Rectal Cancer Staging
Endorectal ultrasound of a T2 cancer. The submucosa has been breached (arrows) but the muscularis propria layer is intact
CT of the chest, abdomen and pelvis is routine in colorectal cancer staging to exclude pulmonary or hepatic metastases, and to show any lymphadenopathy or peritoneal involvement. However, rectal cancer presents present greater technical problems in resection and preventing local recurrence than colonic tumours, and understanding the spread of the tumour allows a rationale decision to be made regarding pre-operative chemoradiotherapy and the type of surgery needed. Multidetector CT has considerably improved the ability of CT to visualise the primary tumour, but its poor soft tissue resolution in comparison to MRI. MRI therefore remains the examination of choice for local staging, and this has been borne out by the MERCURY study (1), to answer practical management issues:
1. Does the tumour involve the mesorectum or peritoneum?
2. Are there involved lymph nodes outside the mesorectum, i.e. in the side wall of the pelvis?
If the answer is yes to any of these questions, then the favoured surgical procedure of total mesorectal excision will leave tumour behind, and to avoid inevitable local recurrence pre-operative chemoradiotherapy is required.

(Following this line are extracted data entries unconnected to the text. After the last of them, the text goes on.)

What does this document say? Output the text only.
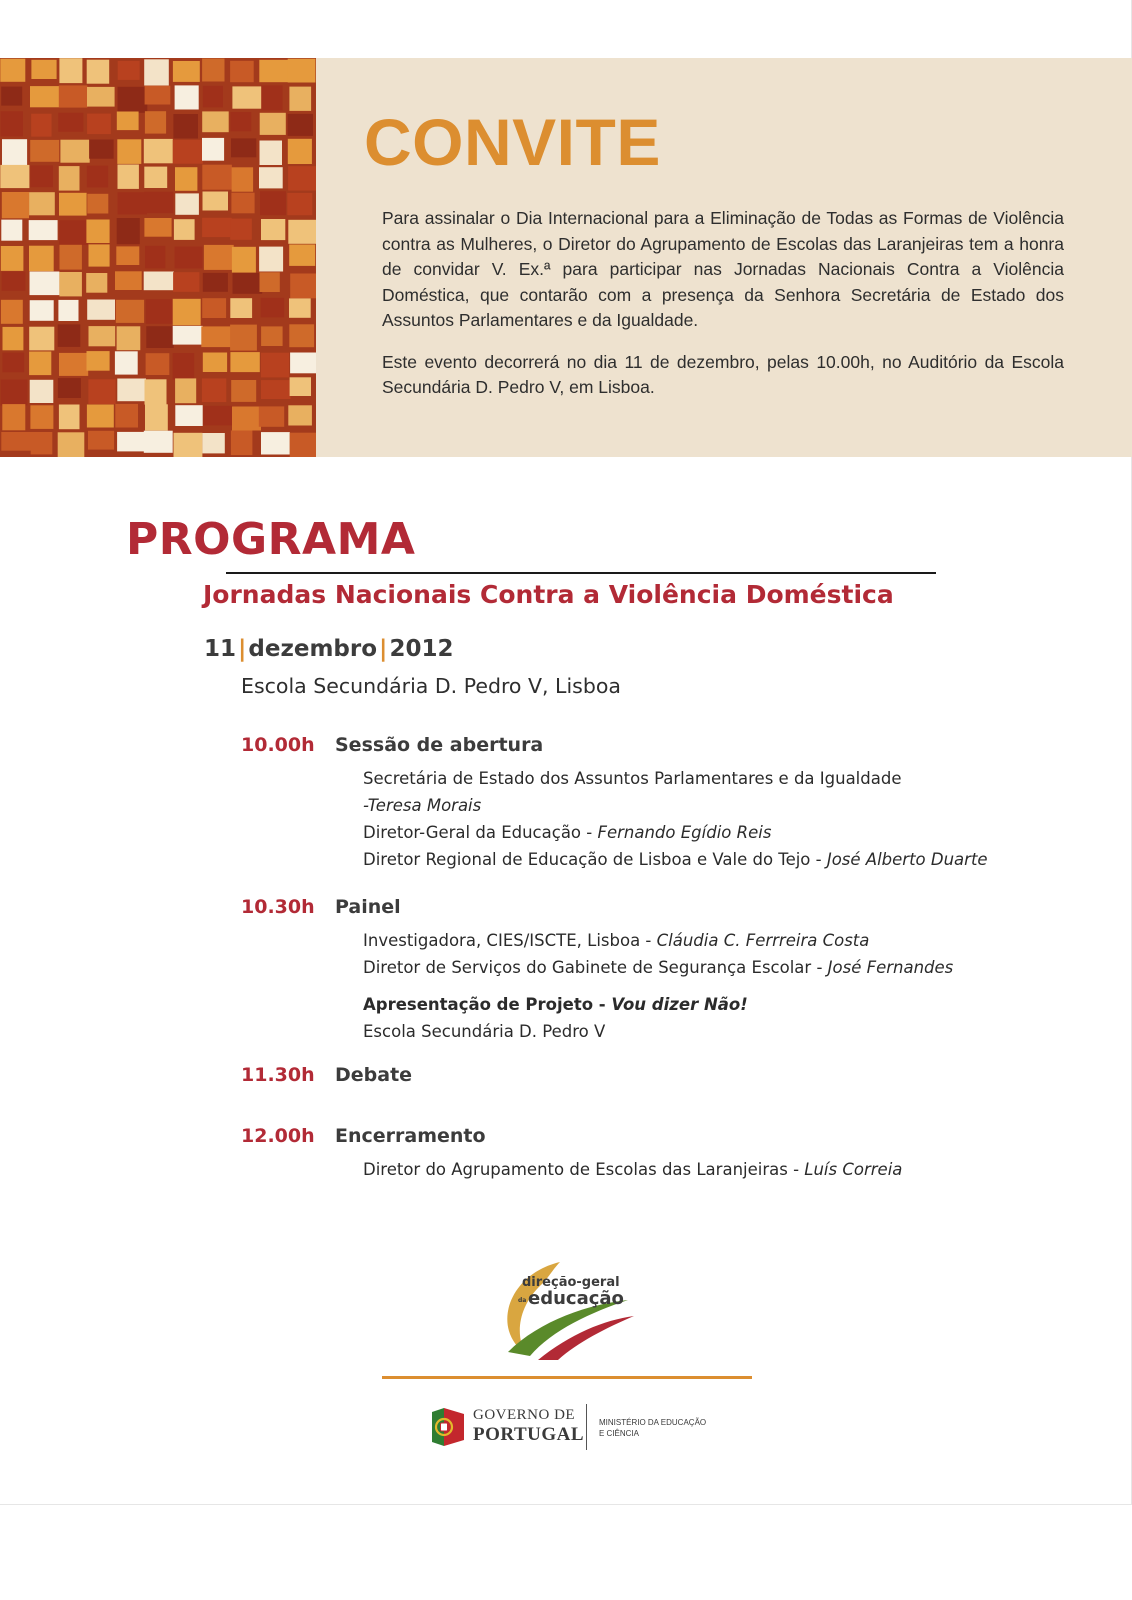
CONVITE

Para assinalar o Dia Internacional para a Eliminação de Todas as Formas de Violência contra as Mulheres, o Diretor do Agrupamento de Escolas das Laranjeiras tem a honra de convidar V. Ex.ª para participar nas Jornadas Nacionais Contra a Violência Doméstica, que contarão com a presença da Senhora Secretária de Estado dos Assuntos Parlamentares e da Igualdade.

Este evento decorrerá no dia 11 de dezembro, pelas 10.00h, no Auditório da Escola Secundária D. Pedro V, em Lisboa.

PROGRAMA
Jornadas Nacionais Contra a Violência Doméstica
11|dezembro|2012
Escola Secundária D. Pedro V, Lisboa
10.00h Sessão de abertura
Secretária de Estado dos Assuntos Parlamentares e da Igualdade
-Teresa Morais
Diretor-Geral da Educação - Fernando Egídio Reis
Diretor Regional de Educação de Lisboa e Vale do Tejo - José Alberto Duarte
10.30h Painel
Investigadora, CIES/ISCTE, Lisboa - Cláudia C. Ferrreira Costa
Diretor de Serviços do Gabinete de Segurança Escolar - José Fernandes
Apresentação de Projeto - Vou dizer Não!
Escola Secundária D. Pedro V
11.30h Debate
12.00h Encerramento
Diretor do Agrupamento de Escolas das Laranjeiras - Luís Correia
direção-geral
da educação
GOVERNO DE
PORTUGAL
MINISTÉRIO DA EDUCAÇÃO
E CIÊNCIA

A typical MRI scan for rectal cancer staging does not require any patient preparation or contrast injection. Initially a T2w sagittal sequence is taken through the pelvis to identify the tumour and plan a series of high definition thin section T2w images using phased array pelvic coils at right angles to the longitudinal axis of the tumour, to see the extent of the tumour outside the rectal wall and relate this to the mesorectum. A standard series of T2w images is also taken through the pelvis to the iliac bifurcation to look for lymph nodes. With low rectal cancers a high definition series in the coronal plane helps show if there is invasion of the levators or anal canal. Lymph node involvement is based mainly on the size of the node, but the appearance of the node on MRI may also help distinguish infiltrative from reactive changes.

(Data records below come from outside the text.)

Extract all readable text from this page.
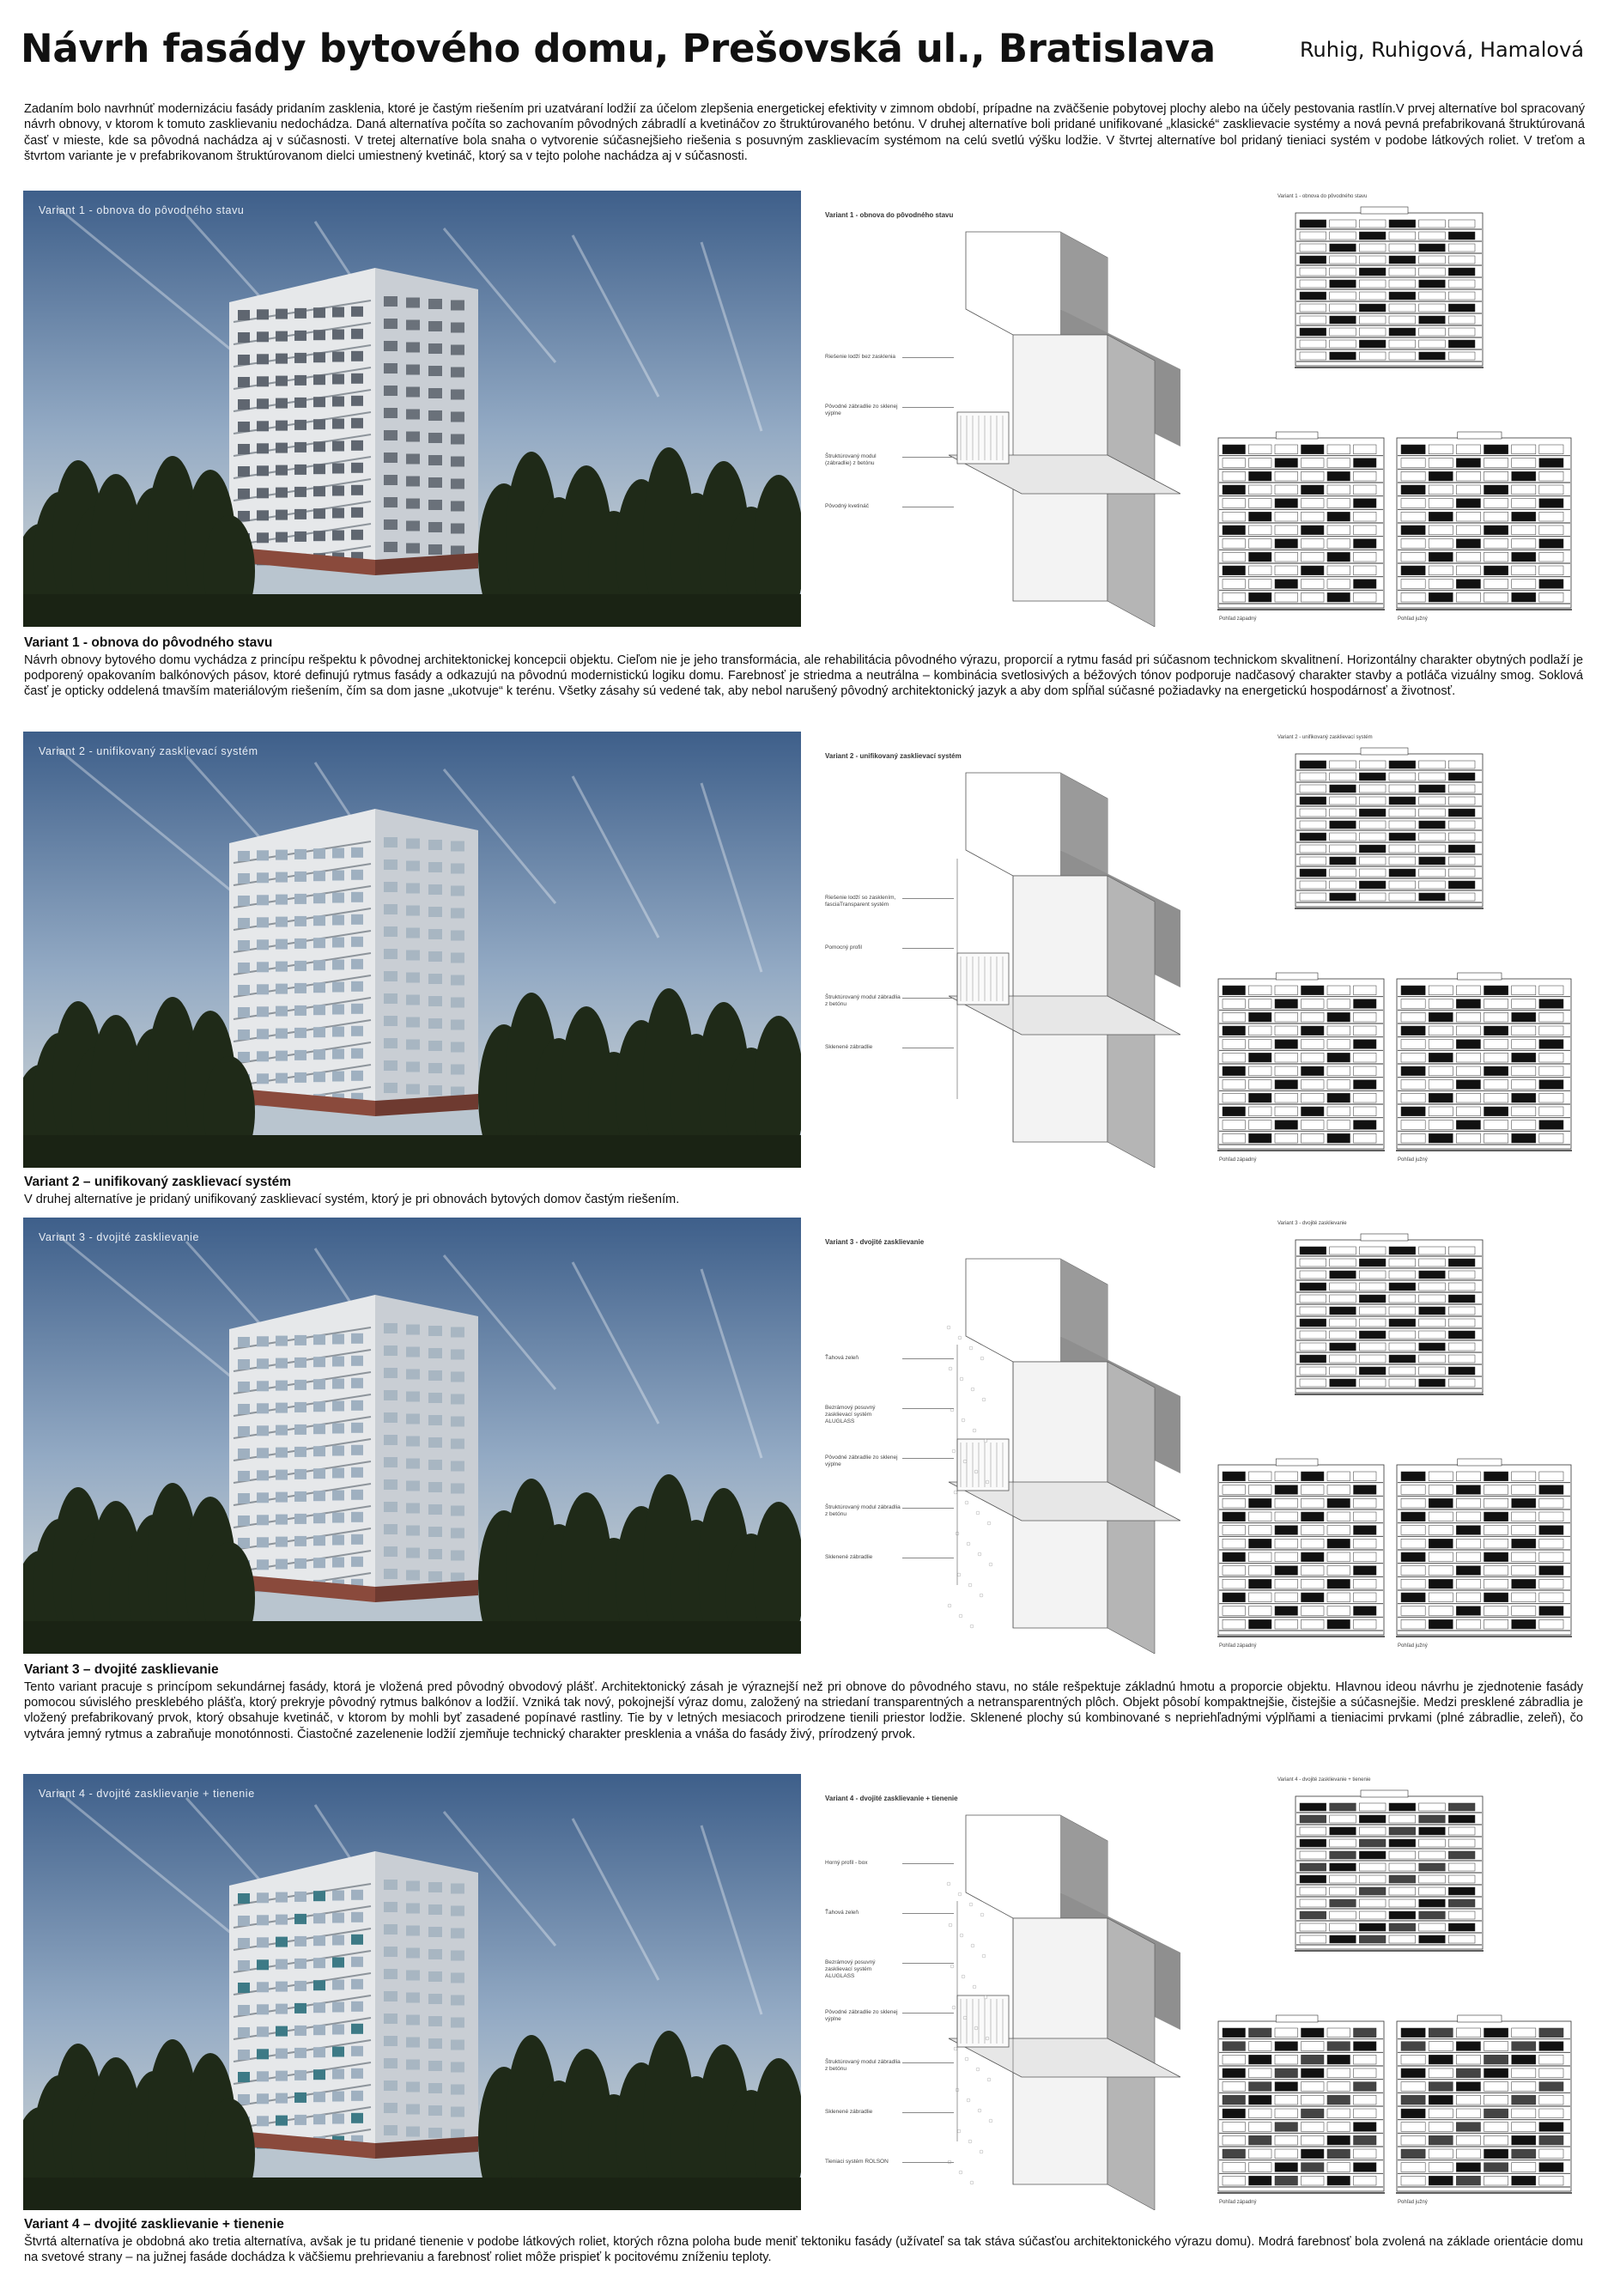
Návrh fasády bytového domu, Prešovská ul., Bratislava	Ruhig, Ruhigová, Hamalová
Zadaním bolo navrhnúť modernizáciu fasády pridaním zasklenia, ktoré je častým riešením pri uzatváraní lodžií za účelom zlepšenia energetickej efektivity v zimnom období, prípadne na zväčšenie pobytovej plochy alebo na účely pestovania rastlín.V prvej alternatíve bol spracovaný návrh obnovy, v ktorom k tomuto zasklievaniu nedochádza. Daná alternatíva počíta so zachovaním pôvodných zábradlí a kvetináčov zo štruktúrovaného betónu. V druhej alternatíve boli pridané unifikované „klasické“ zasklievacie systémy a nová pevná prefabrikovaná štruktúrovaná časť v mieste, kde sa pôvodná nachádza aj v súčasnosti. V tretej alternatíve bola snaha o vytvorenie súčasnejšieho riešenia s posuvným zasklievacím systémom na celú svetlú výšku lodžie. V štvrtej alternatíve bol pridaný tieniaci systém v podobe látkových roliet. V treťom a štvrtom variante je v prefabrikovanom štruktúrovanom dielci umiestnený kvetináč, ktorý sa v tejto polohe nachádza aj v súčasnosti.
Variant 1 - obnova do pôvodného stavu	Variant 1 - obnova do pôvodného stavu
Riešenie lodží bez zasklenia
Pôvodné zábradlie zo sklenej výplne
Štruktúrovaný modul (zábradlie) z betónu
Pôvodný kvetináč
Variant 1 - obnova do pôvodného stavu
Pohľad západný	Pohľad južný
Variant 1 - obnova do pôvodného stavu
Návrh obnovy bytového domu vychádza z princípu rešpektu k pôvodnej architektonickej koncepcii objektu. Cieľom nie je jeho transformácia, ale rehabilitácia pôvodného výrazu, proporcií a rytmu fasád pri súčasnom technickom skvalitnení. Horizontálny charakter obytných podlaží je podporený opakovaním balkónových pásov, ktoré definujú rytmus fasády a odkazujú na pôvodnú modernistickú logiku domu. Farebnosť je striedma a neutrálna – kombinácia svetlosivých a béžových tónov podporuje nadčasový charakter stavby a potláča vizuálny smog. Soklová časť je opticky oddelená tmavším materiálovým riešením, čím sa dom jasne „ukotvuje“ k terénu. Všetky zásahy sú vedené tak, aby nebol narušený pôvodný architektonický jazyk a aby dom spĺňal súčasné požiadavky na energetickú hospodárnosť a životnosť.
Variant 2 - unifikovaný zasklievací systém	Variant 2 - unifikovaný zasklievací systém
Riešenie lodží so zasklením, fasciaTransparent systém
Pomocný profil
Štruktúrovaný modul zábradlia z betónu
Sklenené zábradlie
Variant 2 - unifikovaný zasklievací systém
Pohľad západný	Pohľad južný
Variant 2 – unifikovaný zasklievací systém
V druhej alternatíve je pridaný unifikovaný zasklievací systém, ktorý je pri obnovách bytových domov častým riešením.
Variant 3 - dvojité zasklievanie	Variant 3 - dvojité zasklievanie
Ťahová zeleň
Bezrámový posuvný zasklievací systém ALUGLASS
Pôvodné zábradlie zo sklenej výplne
Štruktúrovaný modul zábradlia z betónu
Sklenené zábradlie
Variant 3 - dvojité zasklievanie
Pohľad západný	Pohľad južný
Variant 3 – dvojité zasklievanie
Tento variant pracuje s princípom sekundárnej fasády, ktorá je vložená pred pôvodný obvodový plášť. Architektonický zásah je výraznejší než pri obnove do pôvodného stavu, no stále rešpektuje základnú hmotu a proporcie objektu. Hlavnou ideou návrhu je zjednotenie fasády pomocou súvislého presklebého plášťa, ktorý prekryje pôvodný rytmus balkónov a lodžií. Vzniká tak nový, pokojnejší výraz domu, založený na striedaní transparentných a netransparentných plôch. Objekt pôsobí kompaktnejšie, čistejšie a súčasnejšie. Medzi presklené zábradlia je vložený prefabrikovaný prvok, ktorý obsahuje kvetináč, v ktorom by mohli byť zasadené popínavé rastliny. Tie by v letných mesiacoch prirodzene tienili priestor lodžie. Sklenené plochy sú kombinované s nepriehľadnými výplňami a tieniacimi prvkami (plné zábradlie, zeleň), čo vytvára jemný rytmus a zabraňuje monotónnosti. Čiastočné zazelenenie lodžií zjemňuje technický charakter presklenia a vnáša do fasády živý, prírodzený prvok.
Variant 4 - dvojité zasklievanie + tienenie	Variant 4 - dvojité zasklievanie + tienenie
Horný profil - box
Ťahová zeleň
Bezrámový posuvný zasklievací systém ALUGLASS
Pôvodné zábradlie zo sklenej výplne
Štruktúrovaný modul zábradlia z betónu
Sklenené zábradlie
Tieniaci systém ROLSON
Variant 4 - dvojité zasklievanie + tienenie
Pohľad západný	Pohľad južný
Variant 4 – dvojité zasklievanie + tienenie
Štvrtá alternatíva je obdobná ako tretia alternatíva, avšak je tu pridané tienenie v podobe látkových roliet, ktorých rôzna poloha bude meniť tektoniku fasády (užívateľ sa tak stáva súčasťou architektonického výrazu domu). Modrá farebnosť bola zvolená na základe orientácie domu na svetové strany – na južnej fasáde dochádza k väčšiemu prehrievaniu a farebnosť roliet môže prispieť k pocitovému zníženiu teploty.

One of the side effects of colorectal cancer screening will be an increase in the number of early rectal cancers detected. Whether a cancer is T1 or T2 may affect management, and there is always the problem of being sure that large villous adenomas are not malignant in part. CT does not resolve the bowel wall layers, MRI can but with less precision than endosonography. Rectal endosonography is really a complementary examination to MRI (2) as it is better at looking at tumour extension within the rectal wall, and MRI outside the rectal wall. With a rigid endoprobe only tumours in the lower rectum (<12cms) can be visualised, higher lesions require insertion of the probe through a rectoscope. The rectum must be prepared. A disposable Fleet enema 20 min before works well. Acoustic contact is established using water filled balloon system. The distinction between T0 and T1 requires careful examination to demonstrate loss of the lamina propria at the site of invasion. T2 involvement is more robust as the submucosal reflective layer is lost, but inflammatory changes around T2 cancers may lead to overstaging as a T3.
Conclusion:
. MRI for local staging
. CT (chest, abdomen, pelvis) for distant metastases
. Rectal endosonography if local excision is being considered
(1) Brown G, Daniels IR. Preoperative staging of rectal cancer: the MERCURY research project. Recent Results Cancer Res 2005; 165:58-74.
(2) Bartram C, Brown G. Endorectal ultrasound and magnetic resonance imaging in rectal cancer staging. Gastroenterol Clin North Am 2002; 31(3):827-839.